Begin by taking pictures of your damaged belongings and make a manifest of all your property that was impacted by the flood and approximate value; you can greatly decrease the processing time in most cases for your claim. Be prepared to send everything to your insurance adjuster for legal documentation.

It is advised that you contact one or more contractors to evaluate the structural damage to your home as a result of the flooding incident. Damage to flooring, walls, foundation, electrical and plumbing as well as your furnishings and belongings should be submitted as part of your insurance claim.

Restoring Your Basement

Completely flooded basement

When it comes time to start removing the water from your basement, there are a number of options depending on the volume of water.

Step 1: Pump and Remove Water

An effective pump can be rented from your local home improvement or tool rental site to help you remove the water. Most pumps come equipped with a discharge hose to carry water to your sump pump hole or drain, or out the window and away from the house depending on the severity and type of flood.

Once the large volume of water has been removed you can clean up the rest to help your basement dry with the assistance of a Wet Vac or similar equipment that allows you to vacuumed up puddles and left over water.

Step 2: Drying or Curing Your Basement

Before rebuilding it is important to allow ample time for your basement to ‘air out’ and dry thoroughly. This will help to prevent the growth of bacteria or mold within the space.

Step 3: Inspection and Removal

Discard any soft surface furnishings and belongings that may have become contaminated during the flood.

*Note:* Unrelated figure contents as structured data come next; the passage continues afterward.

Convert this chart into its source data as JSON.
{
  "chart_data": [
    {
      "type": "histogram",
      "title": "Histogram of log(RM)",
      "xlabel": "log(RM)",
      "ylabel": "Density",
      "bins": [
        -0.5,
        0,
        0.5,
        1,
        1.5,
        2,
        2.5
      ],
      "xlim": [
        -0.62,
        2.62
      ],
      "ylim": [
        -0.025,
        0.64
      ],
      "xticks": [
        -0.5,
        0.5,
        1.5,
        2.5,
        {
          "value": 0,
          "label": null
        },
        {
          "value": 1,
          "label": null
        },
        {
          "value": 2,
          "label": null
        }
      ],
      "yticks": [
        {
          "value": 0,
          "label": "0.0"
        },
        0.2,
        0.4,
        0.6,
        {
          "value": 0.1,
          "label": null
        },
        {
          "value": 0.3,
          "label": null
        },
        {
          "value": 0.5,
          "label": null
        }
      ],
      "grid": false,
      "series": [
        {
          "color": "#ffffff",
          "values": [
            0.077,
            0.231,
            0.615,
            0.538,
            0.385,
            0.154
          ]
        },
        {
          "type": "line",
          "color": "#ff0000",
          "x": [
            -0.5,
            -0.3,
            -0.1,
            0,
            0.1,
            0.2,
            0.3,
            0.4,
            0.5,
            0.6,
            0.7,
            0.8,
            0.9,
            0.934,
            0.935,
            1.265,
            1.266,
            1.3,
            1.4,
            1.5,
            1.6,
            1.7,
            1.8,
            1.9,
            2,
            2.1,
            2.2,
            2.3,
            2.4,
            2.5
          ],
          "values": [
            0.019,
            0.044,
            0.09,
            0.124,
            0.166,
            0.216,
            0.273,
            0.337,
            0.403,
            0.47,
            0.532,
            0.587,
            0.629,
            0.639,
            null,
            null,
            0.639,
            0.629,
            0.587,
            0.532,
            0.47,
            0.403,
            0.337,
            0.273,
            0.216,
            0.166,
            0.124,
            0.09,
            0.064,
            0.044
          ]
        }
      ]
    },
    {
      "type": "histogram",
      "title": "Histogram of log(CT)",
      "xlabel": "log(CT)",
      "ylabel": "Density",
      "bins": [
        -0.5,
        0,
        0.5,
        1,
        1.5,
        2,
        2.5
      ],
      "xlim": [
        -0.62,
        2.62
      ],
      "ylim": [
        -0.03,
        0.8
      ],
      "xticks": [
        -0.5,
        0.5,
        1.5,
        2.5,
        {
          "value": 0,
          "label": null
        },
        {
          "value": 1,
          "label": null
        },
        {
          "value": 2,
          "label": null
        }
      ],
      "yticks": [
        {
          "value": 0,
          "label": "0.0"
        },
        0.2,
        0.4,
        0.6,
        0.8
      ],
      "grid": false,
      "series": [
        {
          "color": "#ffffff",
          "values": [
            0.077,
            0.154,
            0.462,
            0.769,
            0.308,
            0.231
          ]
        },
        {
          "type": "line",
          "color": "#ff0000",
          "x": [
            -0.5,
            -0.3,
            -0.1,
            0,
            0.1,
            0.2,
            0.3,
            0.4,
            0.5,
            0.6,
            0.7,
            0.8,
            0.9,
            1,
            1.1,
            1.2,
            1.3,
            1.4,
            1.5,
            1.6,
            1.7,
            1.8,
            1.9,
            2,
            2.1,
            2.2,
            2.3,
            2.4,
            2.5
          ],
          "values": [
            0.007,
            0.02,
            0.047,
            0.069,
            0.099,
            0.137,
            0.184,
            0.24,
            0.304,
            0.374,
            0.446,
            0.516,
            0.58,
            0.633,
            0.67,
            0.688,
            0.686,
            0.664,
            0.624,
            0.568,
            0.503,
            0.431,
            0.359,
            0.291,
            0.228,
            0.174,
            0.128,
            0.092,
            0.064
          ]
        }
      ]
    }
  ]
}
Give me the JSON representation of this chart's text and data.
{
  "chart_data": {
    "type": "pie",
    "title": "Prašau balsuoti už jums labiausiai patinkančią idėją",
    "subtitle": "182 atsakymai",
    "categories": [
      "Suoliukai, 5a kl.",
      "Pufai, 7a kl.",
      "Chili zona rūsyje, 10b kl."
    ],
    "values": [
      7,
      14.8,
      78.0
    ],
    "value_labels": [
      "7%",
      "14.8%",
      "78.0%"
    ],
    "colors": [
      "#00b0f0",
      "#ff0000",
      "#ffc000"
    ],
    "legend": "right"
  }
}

While they may be dried out and deodorized, mold spores and bacteria can remain in foam and fabrics.

Step 4: Mold Treatment

Hire a professional to treat your basement as well as your duct work to prevent any of the contamination from the flood from reaching the upstairs area of your home.

Step 5: Evaluate and Repair

Concrete Crack In Foundation

Find the source of the foundation leak. Sometimes flooding happens through a window well which can be easily fixed with proper sealing. However in the event of a leak through the concrete floor or from the foundation, a residential engineer will need to be consulted to evaluate the best way to install appropriate drainage. This is typically done by digging a channel in the concrete and installing weeping tile to help create natural runoff from underground sources.

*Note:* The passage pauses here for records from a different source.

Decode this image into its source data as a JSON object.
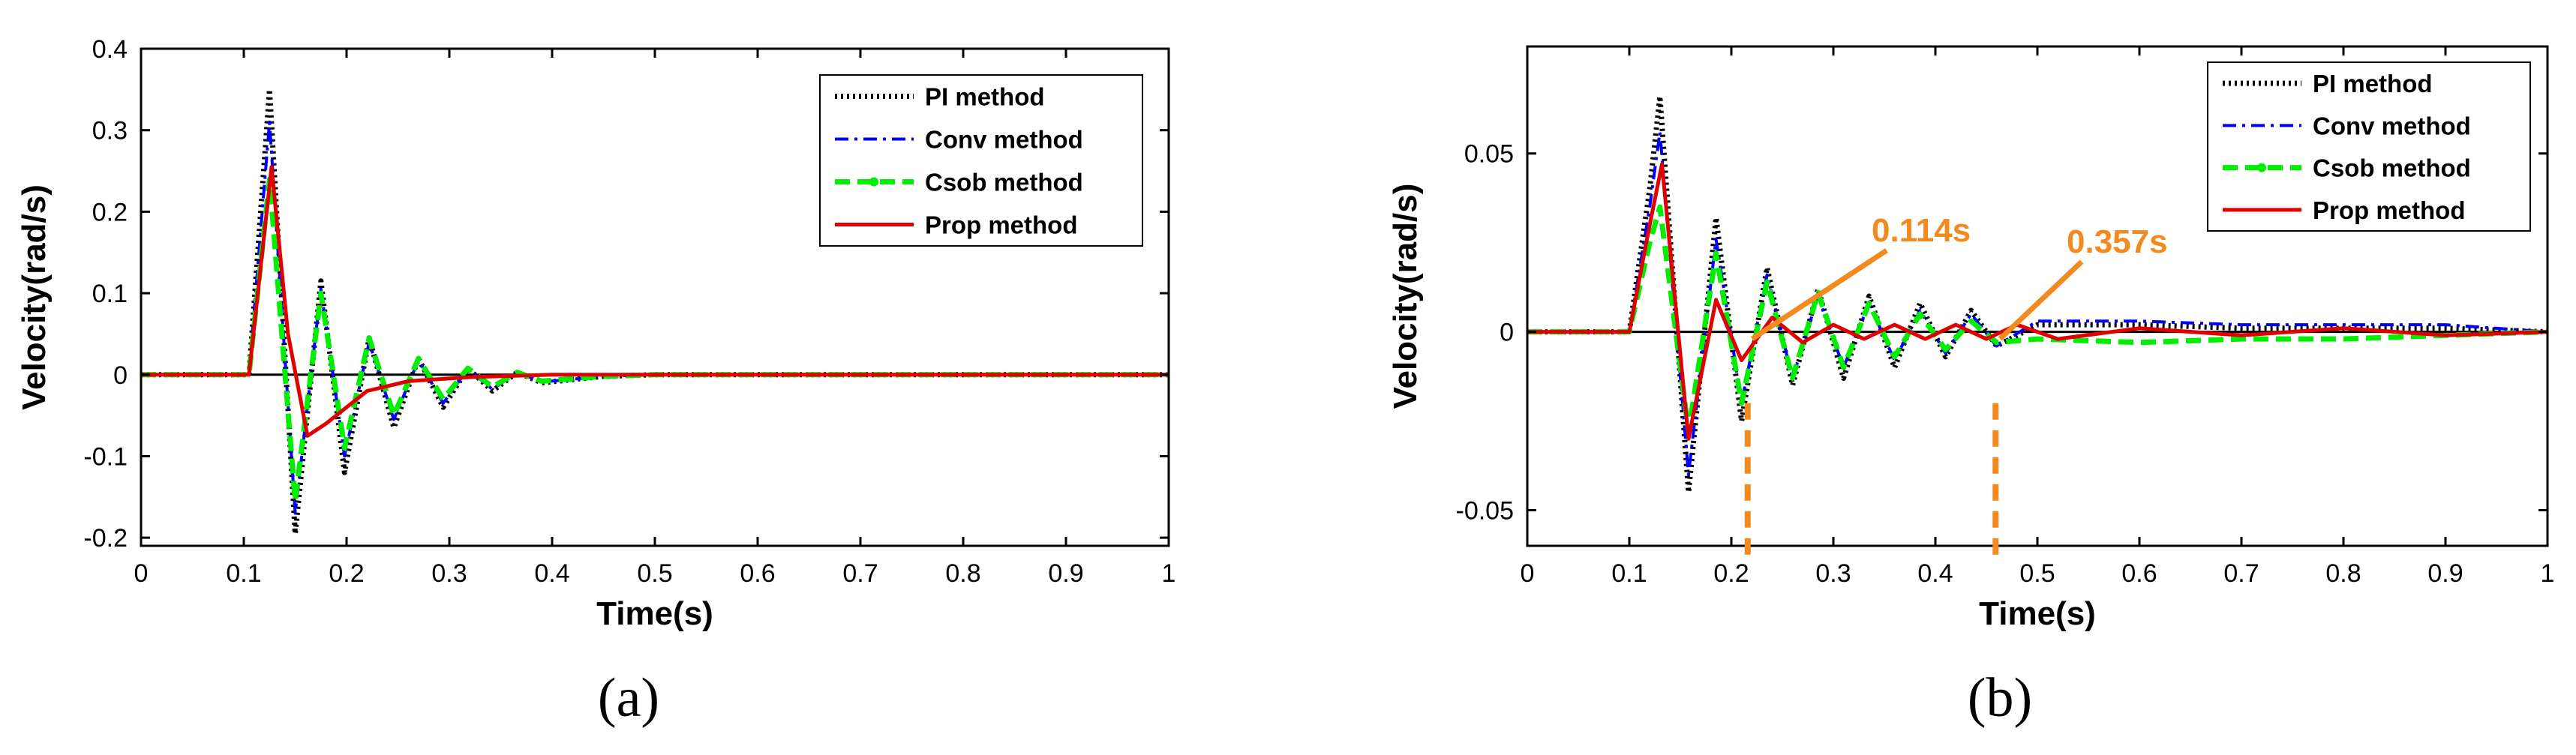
{
  "chart_data": [
    {
      "type": "line",
      "panel_label": "(a)",
      "title": "",
      "xlabel": "Time(s)",
      "ylabel": "Velocity(rad/s)",
      "xlim": [
        0,
        1
      ],
      "ylim": [
        -0.21,
        0.4
      ],
      "xticks": [
        0,
        0.1,
        0.2,
        0.3,
        0.4,
        0.5,
        0.6,
        0.7,
        0.8,
        0.9,
        1
      ],
      "xtick_labels": [
        "0",
        "0.1",
        "0.2",
        "0.3",
        "0.4",
        "0.5",
        "0.6",
        "0.7",
        "0.8",
        "0.9",
        "1"
      ],
      "yticks": [
        -0.2,
        -0.1,
        0,
        0.1,
        0.2,
        0.3,
        0.4
      ],
      "ytick_labels": [
        "-0.2",
        "-0.1",
        "0",
        "0.1",
        "0.2",
        "0.3",
        "0.4"
      ],
      "grid": false,
      "legend_position": "top-right",
      "reference_line": 0,
      "series": [
        {
          "name": "PI method",
          "color": "#000000",
          "style": "dotted",
          "x": [
            0,
            0.105,
            0.125,
            0.15,
            0.175,
            0.198,
            0.222,
            0.246,
            0.27,
            0.294,
            0.318,
            0.342,
            0.366,
            0.39,
            0.45,
            0.5,
            1
          ],
          "y": [
            0,
            0,
            0.35,
            -0.195,
            0.115,
            -0.12,
            0.045,
            -0.065,
            0.02,
            -0.04,
            0.008,
            -0.02,
            0.003,
            -0.01,
            -0.002,
            0,
            0
          ]
        },
        {
          "name": "Conv method",
          "color": "#0000ff",
          "style": "dashdot",
          "x": [
            0,
            0.105,
            0.125,
            0.15,
            0.175,
            0.198,
            0.222,
            0.246,
            0.27,
            0.294,
            0.318,
            0.342,
            0.366,
            0.39,
            0.45,
            0.5,
            1
          ],
          "y": [
            0,
            0,
            0.31,
            -0.17,
            0.105,
            -0.1,
            0.04,
            -0.055,
            0.018,
            -0.035,
            0.007,
            -0.018,
            0.003,
            -0.009,
            -0.002,
            0,
            0
          ]
        },
        {
          "name": "Csob method",
          "color": "#00ee00",
          "style": "dashed-marker",
          "x": [
            0,
            0.105,
            0.125,
            0.15,
            0.175,
            0.198,
            0.222,
            0.246,
            0.27,
            0.294,
            0.318,
            0.342,
            0.366,
            0.39,
            0.45,
            0.5,
            1
          ],
          "y": [
            0,
            0,
            0.24,
            -0.155,
            0.1,
            -0.09,
            0.045,
            -0.05,
            0.02,
            -0.03,
            0.008,
            -0.015,
            0.003,
            -0.008,
            -0.002,
            0,
            0
          ]
        },
        {
          "name": "Prop method",
          "color": "#e00000",
          "style": "solid",
          "x": [
            0,
            0.105,
            0.127,
            0.143,
            0.162,
            0.18,
            0.2,
            0.22,
            0.26,
            0.32,
            0.4,
            0.5,
            1
          ],
          "y": [
            0,
            0,
            0.255,
            0.05,
            -0.075,
            -0.06,
            -0.04,
            -0.02,
            -0.008,
            -0.003,
            0,
            0,
            0
          ]
        }
      ]
    },
    {
      "type": "line",
      "panel_label": "(b)",
      "title": "",
      "xlabel": "Time(s)",
      "ylabel": "Velocity(rad/s)",
      "xlim": [
        0,
        1
      ],
      "ylim": [
        -0.06,
        0.08
      ],
      "xticks": [
        0,
        0.1,
        0.2,
        0.3,
        0.4,
        0.5,
        0.6,
        0.7,
        0.8,
        0.9,
        1
      ],
      "xtick_labels": [
        "0",
        "0.1",
        "0.2",
        "0.3",
        "0.4",
        "0.5",
        "0.6",
        "0.7",
        "0.8",
        "0.9",
        "1"
      ],
      "yticks": [
        -0.05,
        0,
        0.05
      ],
      "ytick_labels": [
        "-0.05",
        "0",
        "0.05"
      ],
      "grid": false,
      "legend_position": "top-right",
      "reference_line": 0,
      "annotations": [
        {
          "text": "0.114s",
          "x": 0.216,
          "color": "#f28a1f"
        },
        {
          "text": "0.357s",
          "x": 0.459,
          "color": "#f28a1f"
        }
      ],
      "series": [
        {
          "name": "PI method",
          "color": "#000000",
          "style": "dotted",
          "x": [
            0,
            0.1,
            0.12,
            0.13,
            0.158,
            0.185,
            0.21,
            0.235,
            0.26,
            0.285,
            0.31,
            0.335,
            0.36,
            0.385,
            0.41,
            0.435,
            0.46,
            0.5,
            0.6,
            0.7,
            0.8,
            0.9,
            1
          ],
          "y": [
            0,
            0,
            0.04,
            0.066,
            -0.045,
            0.032,
            -0.025,
            0.018,
            -0.015,
            0.012,
            -0.013,
            0.01,
            -0.01,
            0.008,
            -0.007,
            0.006,
            -0.004,
            0.002,
            0.002,
            0.001,
            0.001,
            0.001,
            0
          ]
        },
        {
          "name": "Conv method",
          "color": "#0000ff",
          "style": "dashdot",
          "x": [
            0,
            0.1,
            0.12,
            0.13,
            0.158,
            0.185,
            0.21,
            0.235,
            0.26,
            0.285,
            0.31,
            0.335,
            0.36,
            0.385,
            0.41,
            0.435,
            0.46,
            0.5,
            0.6,
            0.7,
            0.8,
            0.9,
            1
          ],
          "y": [
            0,
            0,
            0.035,
            0.056,
            -0.04,
            0.026,
            -0.02,
            0.016,
            -0.013,
            0.01,
            -0.01,
            0.008,
            -0.008,
            0.006,
            -0.006,
            0.005,
            -0.004,
            0.003,
            0.003,
            0.002,
            0.002,
            0.002,
            0
          ]
        },
        {
          "name": "Csob method",
          "color": "#00ee00",
          "style": "dashed-marker",
          "x": [
            0,
            0.1,
            0.12,
            0.13,
            0.158,
            0.185,
            0.21,
            0.235,
            0.26,
            0.285,
            0.31,
            0.335,
            0.36,
            0.385,
            0.41,
            0.435,
            0.46,
            0.5,
            0.6,
            0.7,
            0.8,
            0.9,
            1
          ],
          "y": [
            0,
            0,
            0.025,
            0.035,
            -0.028,
            0.022,
            -0.02,
            0.014,
            -0.013,
            0.011,
            -0.01,
            0.008,
            -0.007,
            0.005,
            -0.005,
            0.003,
            -0.003,
            -0.002,
            -0.003,
            -0.002,
            -0.002,
            -0.001,
            0
          ]
        },
        {
          "name": "Prop method",
          "color": "#e00000",
          "style": "solid",
          "x": [
            0,
            0.1,
            0.12,
            0.132,
            0.158,
            0.185,
            0.21,
            0.24,
            0.27,
            0.3,
            0.33,
            0.36,
            0.39,
            0.42,
            0.45,
            0.48,
            0.52,
            0.6,
            0.7,
            0.8,
            0.9,
            1
          ],
          "y": [
            0,
            0,
            0.03,
            0.047,
            -0.03,
            0.009,
            -0.008,
            0.004,
            -0.003,
            0.002,
            -0.002,
            0.002,
            -0.002,
            0.002,
            -0.002,
            0.002,
            -0.002,
            0.001,
            -0.001,
            0.001,
            -0.001,
            0
          ]
        }
      ]
    }
  ]
}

In the event of a foundation leak within the walls or cinder blocks, additional drainage and waterproof sealing of the wall will be required. This can include an excavation of your exterior foundation wall to install new drainage and tile, as well as to seal the exterior wall with a water resistant silicon barrier.

If the ground beside your basement is sloped inward toward the wall, ground water may be traveling into the foundation by gravity alone. Fixing the gradient of your surrounding landscape may save you from further flooding. Remember that landscape should slope down and away from any wall to divert water elsewhere.

The installation of a quality sump pump will reduce and in most cases eliminate future flooding of your basement. Whenever the ground water level raises to a point that it is higher than the foundation of your home, a quality sump pump will automatically begin to divert and discharge the water away to prevent flooding. In older homes this discharge may be into a sink or into the sewer which is now prohibited by most municipalities. Consult with a waterproofing experts to discuss your best option with regards to safety, restoration and reclamation of your flooded basement and preventative measures to prevent future loss and expense.